- Global coal use is slated to increase by 1.2% to hit a record high this year, according to a report from the International Energy Agency.
- The price of fossil fuels has seen a substantial jump this year, the IEA says, “with natural gas showing the sharpest increase.”
- “This has prompted a wave of fuel switching away from gas, pushing up demand for more price competitive options, including coal in some regions,” it adds.Global coal use is on course to increase by 1.2% to hit a record high this year, according to a report from the International Energy Agency.
It comes at a time of significant volatility and uncertainty in global energy markets, with the IEA stating that Russia’s invasion of Ukraine in Feb. 2022 had “sharply altered the dynamics of coal trade, price levels, and supply and demand patterns in 2022.”
“Coal markets have been shaken severely in 2022, with traditional trade flows disrupted, prices soaring and demand set to grow by 1.2%, reaching an all-time high and surpassing 8 billion metric tons for the first time,” the IEA said in its Coal 2022 report, published Dec. 16.
The price of fossil fuels saw a substantial jump this year, the agency said, “with natural gas showing the sharpest increase.”
“This has prompted a wave of fuel switching away from gas, pushing up demand for more price competitive options, including coal in some regions,” it added.
Despite the increase in coal demand, the picture is a complex one. The IEA noted that “higher coal prices, strong deployment of renewables and energy efficiency, and weakening global economic growth are tempering the increase in overall coal demand this year.”
It said that coal use in electricity generation was set to rise by a little over 2% this year. Coal usage in industry is actually slated to fall by more than 1%, with this decline attributed to lower steel and iron production.
“The world is close to a peak in fossil fuel use, with coal set to be the first to decline, but we are not there yet,” IEA Director of Energy Markets and Security Keisuke Sadamori said in a statement. “Coal demand is stubborn and will likely reach an all-time high this year, pushing up global emissions.”
“At the same time, there are many signs that today’s crisis is accelerating the deployment of renewables, energy efficiency and heat pumps — and this will moderate coal demand in the coming years,” he added.
Government policies would be “key to ensuring a secure and sustainable path forward,” he said.
Coal use has a substantial impact on the environment, with environmental organization Greenpeace describing it as “the dirtiest, most polluting way of producing energy.”
The U.S. Energy Information Administration, meanwhile, lists a range of emissions from coal combustion, including carbon dioxide, sulfur dioxide, particulates and nitrogen oxides.

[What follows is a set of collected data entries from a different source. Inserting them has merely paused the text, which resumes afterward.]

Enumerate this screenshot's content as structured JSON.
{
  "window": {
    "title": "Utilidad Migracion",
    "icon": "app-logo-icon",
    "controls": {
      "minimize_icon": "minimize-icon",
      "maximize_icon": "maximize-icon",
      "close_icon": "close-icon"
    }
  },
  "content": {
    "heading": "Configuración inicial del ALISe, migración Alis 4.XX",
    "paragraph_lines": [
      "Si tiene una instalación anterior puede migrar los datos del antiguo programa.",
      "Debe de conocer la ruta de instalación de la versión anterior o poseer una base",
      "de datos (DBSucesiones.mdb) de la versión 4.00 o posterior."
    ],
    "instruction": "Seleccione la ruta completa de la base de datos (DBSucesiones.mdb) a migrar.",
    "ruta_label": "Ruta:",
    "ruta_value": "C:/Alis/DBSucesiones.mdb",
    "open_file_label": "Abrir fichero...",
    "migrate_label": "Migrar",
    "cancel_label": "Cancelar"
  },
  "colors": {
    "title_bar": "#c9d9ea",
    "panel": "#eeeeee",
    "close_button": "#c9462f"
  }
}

The debate around coal and its continued use remains charged. Just this month, plans for a deep coal mine in the northwest of England were given the green light by the U.K. government, in a decision that earned both endorsement and criticism.
The IEA report painted a picture of uncertainty moving forward.
It forecast global coal demand plateauing near the 2022 level of 8 billion metric tons through 2025, but noted that “given the current energy crisis with all its uncertainties, a lurch into growth or contraction is possible.”
Russia was the biggest supplier of natural gas and petroleum oils to the European Union in 2021, according to Eurostat. EU-bound exports of Russian gas have slid this year, prompting major European economies to make efforts to shore up supplies for the colder months.